Üstelik amaçlar durduk yerde ayrışınca bin bir araçla dahi örtüşmeyince birilerinin hiçte yapmadıkları, hayatta tenezzül etmeyecekleri yaptı, etti olur ve makul sayılır. Zayıf kişiliklerin jurnala ve makul şüpheciliğe özendirilmesiyle adam karalamak kolaylaştırılınca da işin içinden çıkılamaz. İstenen belki de odur ama zamanla iş öyle bir hal alır ki gündem takip edilmekte zorlaşır da zorlaşır.
Yaptı, yapıyor, yapabilir veya yapılabilir olur çerçevesinde bir atımda her şey değişebilir değiştirilebilir. Bu çağ gerisi yapışkanlığın tarihsel ölçüsü aslında sadece geçmiş ve şimdi uyuşmazlığı ve uyumsuzluktur.

Bu uyumsuzluk bağlamında itirazlar bş gösterince gazeteciler üzerinde sosyal denetim elbette olacaktır, olmalıdır. Ancak önemli olan bu denetimi hangi egemen gücün, kime ve ne maksatla yaptığıdır. Yapılanın durduk yerde kimlere ne çıkarlar sağladığıdır. Veya kimlerden hiç uğruna neleri alıp götürdüğüdür. Yani kontrolün varlığı yokluğu değildir asıl mesele. Yapanın yanına kar kaldığı bir zulmettir harmanlanan. Tartışılması ve reddedilmesi gereken işte budur, kontrolün doğasının resmen bozulduğudur. Bu bozukluktan öte asıl can yakan devlet eliyle medya ve gazeteci özgürlüğüne indirilen darbelerdir.

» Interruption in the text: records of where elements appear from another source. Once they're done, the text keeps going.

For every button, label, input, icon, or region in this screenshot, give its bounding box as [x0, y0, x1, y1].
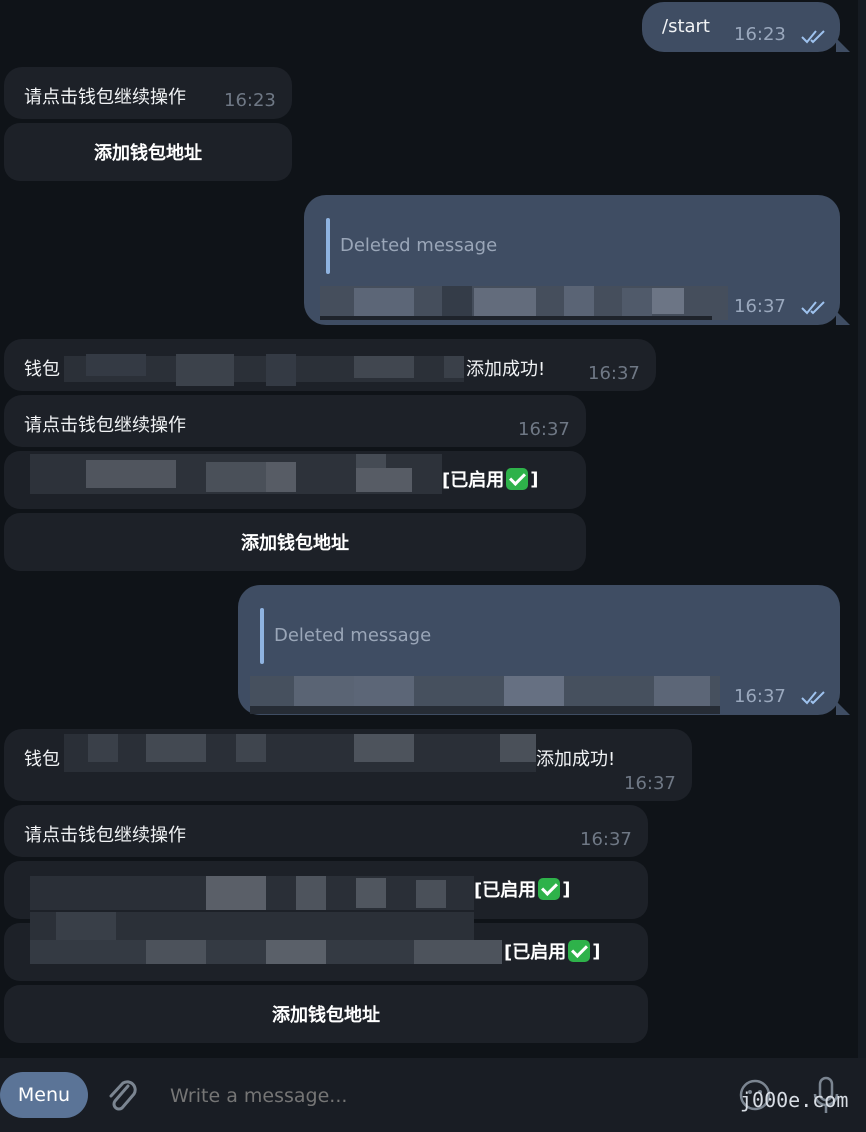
message-input[interactable] [170, 1083, 710, 1109]
add-wallet-button[interactable]: 添加钱包地址 [4, 985, 648, 1043]
redacted-wallet-address [64, 354, 464, 386]
status-close: ] [592, 940, 601, 962]
message-text: 请点击钱包继续操作 [24, 415, 186, 436]
reply-quote-text[interactable]: Deleted message [274, 625, 431, 646]
add-wallet-button[interactable]: 添加钱包地址 [4, 513, 586, 571]
status-label: [已启用 [474, 880, 537, 901]
redacted-wallet-address [30, 912, 502, 964]
redacted-wallet-address [30, 876, 474, 910]
wallet-status-badge: [已启用] [474, 876, 570, 902]
read-receipt-icon [801, 691, 825, 705]
message-text: /start [662, 16, 710, 37]
checkmark-icon [506, 468, 529, 490]
message-time: 16:37 [580, 829, 632, 850]
status-close: ] [562, 878, 571, 900]
checkmark-icon [568, 940, 591, 962]
message-time: 16:23 [224, 90, 276, 111]
message-text-prefix: 钱包 [24, 749, 60, 770]
wallet-status-badge: [已启用] [442, 466, 538, 492]
message-text-suffix: 添加成功! [466, 359, 546, 380]
watermark: j000e.com [740, 1088, 849, 1112]
status-close: ] [530, 468, 539, 490]
status-label: [已启用 [504, 942, 567, 963]
message-text-suffix: 添加成功! [536, 749, 616, 770]
reply-quote-bar [260, 608, 264, 664]
paperclip-icon[interactable] [104, 1076, 140, 1116]
message-text: 请点击钱包继续操作 [24, 825, 186, 846]
message-time: 16:37 [734, 686, 786, 707]
redacted-wallet-address [64, 734, 536, 772]
message-text-prefix: 钱包 [24, 359, 60, 380]
checkmark-icon [538, 878, 561, 900]
read-receipt-icon [801, 301, 825, 315]
message-time: 16:37 [624, 773, 676, 794]
message-time: 16:37 [518, 419, 570, 440]
scrollbar[interactable] [858, 0, 866, 1058]
add-wallet-button[interactable]: 添加钱包地址 [4, 123, 292, 181]
redacted-content [320, 286, 728, 320]
reply-quote-text[interactable]: Deleted message [340, 235, 497, 256]
message-time: 16:37 [588, 363, 640, 384]
wallet-status-badge: [已启用] [504, 938, 600, 964]
redacted-wallet-address [30, 454, 442, 494]
message-time: 16:23 [734, 24, 786, 45]
redacted-content [250, 676, 720, 714]
menu-button[interactable]: Menu [0, 1072, 88, 1118]
reply-quote-bar [326, 218, 330, 274]
message-time: 16:37 [734, 296, 786, 317]
status-label: [已启用 [442, 470, 505, 491]
read-receipt-icon [801, 30, 825, 44]
message-text: 请点击钱包继续操作 [24, 87, 186, 108]
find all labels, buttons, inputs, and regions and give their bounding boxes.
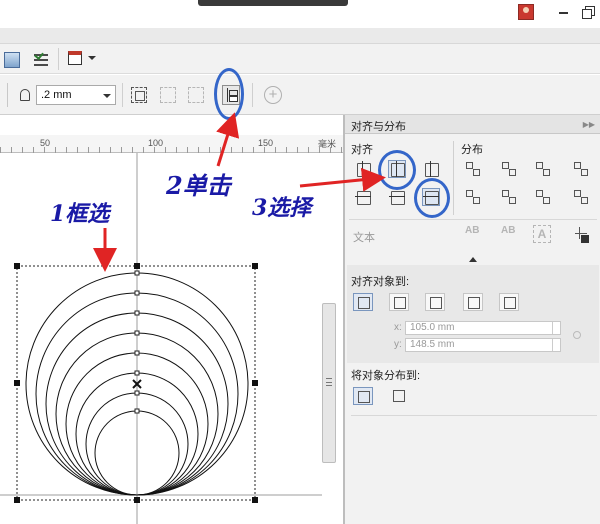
annotation-step3: 3选择 [252, 195, 312, 221]
arrow-to-align-button [216, 112, 240, 167]
arrow-to-align-option [299, 167, 386, 192]
annotation-step2: 2单击 [166, 171, 231, 200]
annotation-step1: 1框选 [50, 201, 110, 227]
annotation-arrows [93, 112, 386, 272]
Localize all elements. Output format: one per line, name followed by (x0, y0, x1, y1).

Bu açmazda ve çıkmazda sürece ilişkin mantıklı değerlemelerle yolunu şaşıran egemen kültüre karşı gazeteciler de kendi normlarını bir an önce oluşturmalıdır. Oluşturacaklardır da. Çünkü karşıt kültürler de kendi kültürünü üretip mücadeleyi yükseltirler.

Yılmadan usanmadan mücadeleye devam ise gazeteciliğin diyalektiği gereğidir.